On just about every corner in Valetta is some sort of statue or religious monument. When the Knights of St. John planned Valetta, they issued an order stating that all capitol (corners) had to be embellished with statues or niches.
St. John’s Cathedral looks like a fortress from the outside but the inside is impressive with Maltese gold baroque. It’s most famous painting is of the beheading of St. John the Baptist by Caravaggio.
A bit of gossip about Caravaggio… he was already a famous painter in Rome when he got into a fight and murdered a man over a tennis game. He then fled to Malta where he was well received and hired by the Knights of St. John to work on paintings for the cathedral. After a year or so he was arrested for an unspecified crime and sent to prison in Fort St Angelo. He escaped to Sicily and spent the next 2 years on the run, creating some of his finest paintings.When the Knights of St. John arrived in Malta in the 16th century, they began building forts in the village of Vittoriosa which is across the harbor from Senglea. In addition to forts, they also constructed elaborate auberges or homes where members of the Order lived.
Fort St. Angelo, (original fort for Knights of St. John) and Mari-time museum.

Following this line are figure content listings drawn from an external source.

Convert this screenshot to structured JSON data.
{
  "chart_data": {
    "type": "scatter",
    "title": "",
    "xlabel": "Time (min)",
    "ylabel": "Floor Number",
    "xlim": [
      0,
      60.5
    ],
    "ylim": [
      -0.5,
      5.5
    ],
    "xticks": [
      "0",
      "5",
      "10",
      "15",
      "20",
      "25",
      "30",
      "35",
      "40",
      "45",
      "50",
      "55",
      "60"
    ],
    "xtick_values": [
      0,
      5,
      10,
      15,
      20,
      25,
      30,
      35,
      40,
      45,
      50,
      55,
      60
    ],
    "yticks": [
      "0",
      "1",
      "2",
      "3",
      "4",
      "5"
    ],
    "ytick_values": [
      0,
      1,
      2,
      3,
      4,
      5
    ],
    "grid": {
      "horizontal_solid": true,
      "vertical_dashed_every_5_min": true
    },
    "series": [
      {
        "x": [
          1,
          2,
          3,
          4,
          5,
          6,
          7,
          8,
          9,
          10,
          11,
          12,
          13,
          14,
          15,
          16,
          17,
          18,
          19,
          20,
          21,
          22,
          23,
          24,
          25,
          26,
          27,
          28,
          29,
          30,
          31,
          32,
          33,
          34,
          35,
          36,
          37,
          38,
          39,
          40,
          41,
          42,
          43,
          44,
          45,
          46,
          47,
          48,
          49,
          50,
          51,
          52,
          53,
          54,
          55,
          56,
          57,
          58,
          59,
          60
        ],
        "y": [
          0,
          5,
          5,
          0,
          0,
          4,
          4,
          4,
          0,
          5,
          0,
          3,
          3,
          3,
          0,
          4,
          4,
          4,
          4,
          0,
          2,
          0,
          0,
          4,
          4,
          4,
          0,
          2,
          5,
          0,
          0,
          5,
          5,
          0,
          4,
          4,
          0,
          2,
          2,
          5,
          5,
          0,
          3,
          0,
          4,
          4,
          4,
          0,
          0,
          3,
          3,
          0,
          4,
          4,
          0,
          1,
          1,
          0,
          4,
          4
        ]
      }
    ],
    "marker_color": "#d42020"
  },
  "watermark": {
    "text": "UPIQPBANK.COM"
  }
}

Singlea, our AirBnB home base, has taught us a few things about Malta living. Firstly, it is hot in the middle of the day and most locals are out of sight, perhaps taking a nap. On good days, we follow their suit. Singlea in the heat of the day:
At night, everyone opens the windows of their homes to let the cooler night air in and head to the harbor to relax, eat & drink, and socialize. There is so much going on in the harbor between small restaurants with hired DJs playing 70s & 80s pop rock outside our apartment, other restaurants playing the football match on harbor facing TVs to our ‘favorite’…BINGO! Yes, from about 9pm until 11pm or midnight, you can hear, ‘six and three, sixty-three, <insert Maltese language version>. It is all so sweet and beautiful in the cool night air along the grand harbor.
Yep, everyone is playing Pokeman Go these days…
On our last night we attended the Malta Jazz Festival held on the Grand Harbor with Jason Marsalis on drums. This music is making us miss NOLA and family.
Back on the ferry to catch a ride to the airport…Good bye Malta! Next adventure…Marrakesh.